Left Getting the Red State Blues
A smug, self-satisfied email is making the liberal digital circuit. It proposes breaking the United States into two parts, the progressive, or "Blue," portion of which would be designated the "Enlightened States of America."
The ESA would include the states whose electoral votes went to Barack Obama. Accordingly, the ESA claims, among other allegedly desirable features, "the best beaches," the Statue of Liberty, Intel and Microsoft, "two-thirds of the tax revenue," "95 percent of America’s quality wines," "most of the U.S. low sulfur coal, all living redwoods, sequoias and condors, and all the Ivy schools plus Harvard, Yale, Stanford, Cal Tech and MIT." (But, clearly, no one smart enough to detect redundancies).
The email reads: "Blue States will have firm control of 80 percent of the country’s fresh water, more than 90 percent of the pineapple and lettuce, 92 percent of the nation’s fresh fruit "
ESA proponents condescendingly concede that the remaining "Red" states would house OpryLand, Ole Miss, Alabama and would have to "cope with 88 percent of all obese Americans and their health care costs, 92 percent of all U.S. mosquitoes, nearly 100 percent of the tornadoes, 90 percent of the hurricanes, 99 percent of all Southern Baptists, virtually 100 percent of all televangelists, Rush Limbaugh, Bob Jones University, Clemson and the University of Georgia."
Furthermore, of the unenlightened Red States’ population, "38 percent believe Jonah was actually swallowed by a whale, 62 percent believe life is sacred unless we’re discussing the death penalty or gun laws, 44 percent say that evolution is only a theory."
It seems that this sort of "clever analysis" is what passes for humor on the American Left, which assumes an unearned sense of superiority by suggesting that the only intelligent, reasonable, "cool" people are the ones who agree with them.
Frankly, many conservatives might view that proposal as a good deal.
But, rather than by state, let’s break down the Red-Blue electoral map by county instead, and take another look.
The ESA loses more than 80 percent of America’s land mass, almost all of that low sulfur coal, nearly all of America’s hydro power and producing oil and natural gas fields, plus the nation’s breadbasket. Fresh water sources decline precipitously. The ESA doesn’t keep as many fruit producers or quality vintners. Cut that beachfront they boast about by half, at least.

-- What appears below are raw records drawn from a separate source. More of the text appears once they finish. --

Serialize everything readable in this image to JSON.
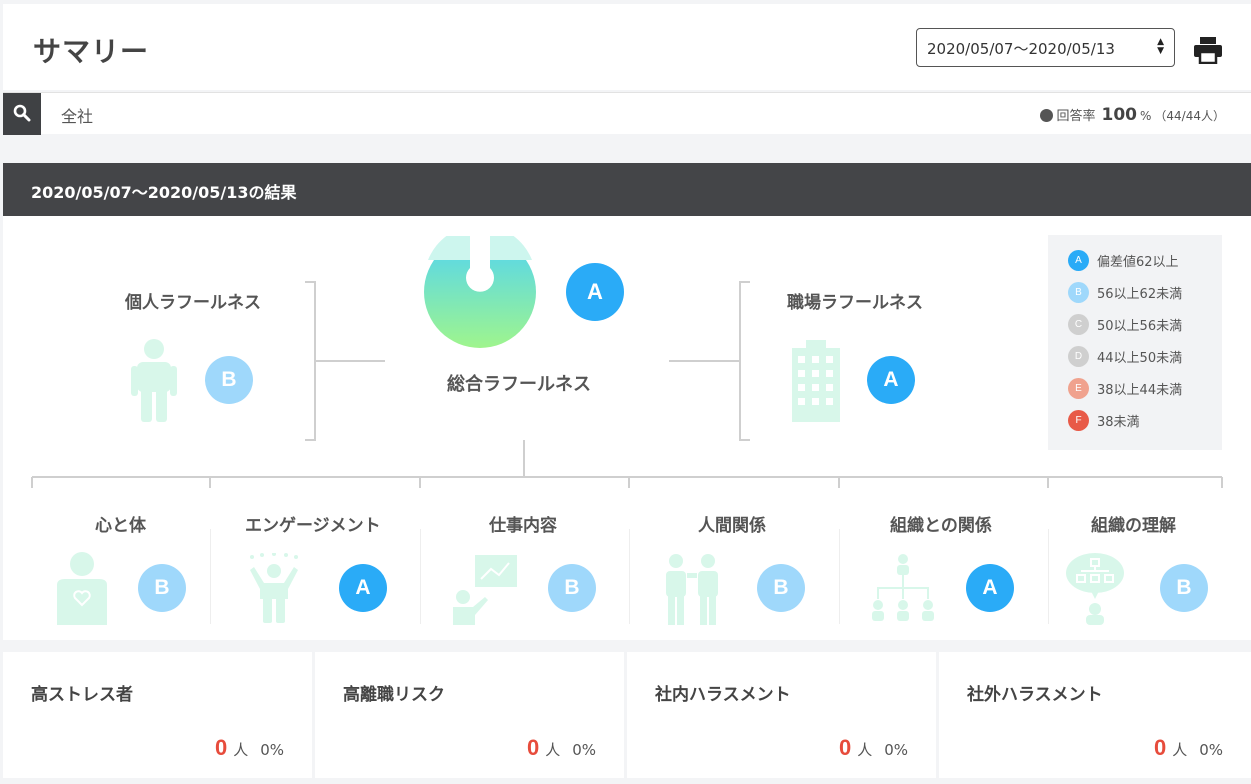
{
  "header": {
    "title": "サマリー",
    "date_range": "2020/05/07〜2020/05/13",
    "print_icon": "print-icon"
  },
  "search": {
    "icon": "search-icon",
    "value": "全社",
    "response_label": "回答率",
    "response_rate": "100",
    "response_unit": "%",
    "response_count": "（44/44人）"
  },
  "result": {
    "title": "2020/05/07〜2020/05/13の結果",
    "overall": {
      "label": "総合ラフールネス",
      "grade": "A"
    },
    "personal": {
      "label": "個人ラフールネス",
      "grade": "B",
      "icon": "person-icon"
    },
    "workplace": {
      "label": "職場ラフールネス",
      "grade": "A",
      "icon": "building-icon"
    },
    "categories": [
      {
        "label": "心と体",
        "grade": "B",
        "icon": "heart-body-icon"
      },
      {
        "label": "エンゲージメント",
        "grade": "A",
        "icon": "cheering-person-icon"
      },
      {
        "label": "仕事内容",
        "grade": "B",
        "icon": "presentation-icon"
      },
      {
        "label": "人間関係",
        "grade": "B",
        "icon": "two-people-icon"
      },
      {
        "label": "組織との関係",
        "grade": "A",
        "icon": "org-chart-icon"
      },
      {
        "label": "組織の理解",
        "grade": "B",
        "icon": "speech-org-icon"
      }
    ],
    "legend": [
      {
        "grade": "A",
        "text": "偏差値62以上",
        "color": "#2aabf7"
      },
      {
        "grade": "B",
        "text": "56以上62未満",
        "color": "#9fd8fb"
      },
      {
        "grade": "C",
        "text": "50以上56未満",
        "color": "#cfcfcf"
      },
      {
        "grade": "D",
        "text": "44以上50未満",
        "color": "#cfcfcf"
      },
      {
        "grade": "E",
        "text": "38以上44未満",
        "color": "#f0a28e"
      },
      {
        "grade": "F",
        "text": "38未満",
        "color": "#e85a48"
      }
    ]
  },
  "risks": [
    {
      "title": "高ストレス者",
      "count": "0",
      "unit": "人",
      "percent": "0%"
    },
    {
      "title": "高離職リスク",
      "count": "0",
      "unit": "人",
      "percent": "0%"
    },
    {
      "title": "社内ハラスメント",
      "count": "0",
      "unit": "人",
      "percent": "0%"
    },
    {
      "title": "社外ハラスメント",
      "count": "0",
      "unit": "人",
      "percent": "0%"
    }
  ]
}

They won’t keep "two-thirds of tax revenue." Not even close.
The ESA will have national defense issues, too, since they’ll lose most of America’s military installations. No matter, few "enlightened" Americans serve anyway.
Good thing they’ll have President Barack Obama’s "smart diplomacy" to protect them.
The ESA will get 90 percent of failed school districts, a disproportionate number of welfare recipients, daunting crime statistics and an overwhelming majority of the hapless Occupy Wall Street crowd. They’ll also get Detroit, Philly, Baltimore, Newark and Camden, just for starters. Good thing there aren’t any "obese Americans and their projected health care costs" in the inner cities.
Judging from the content of the email, the ESA will keep the vast majority of religious bigots and "intellectual" pretenders.
On a county-by-county basis, having shed all those ESA liabilities, Red America might not need more than a third of present tax revenue, although it would have it.
In fact, assuming ownership interest, Red America could likely sue for payment delinquencies and foreclose on the ESA inside two decades.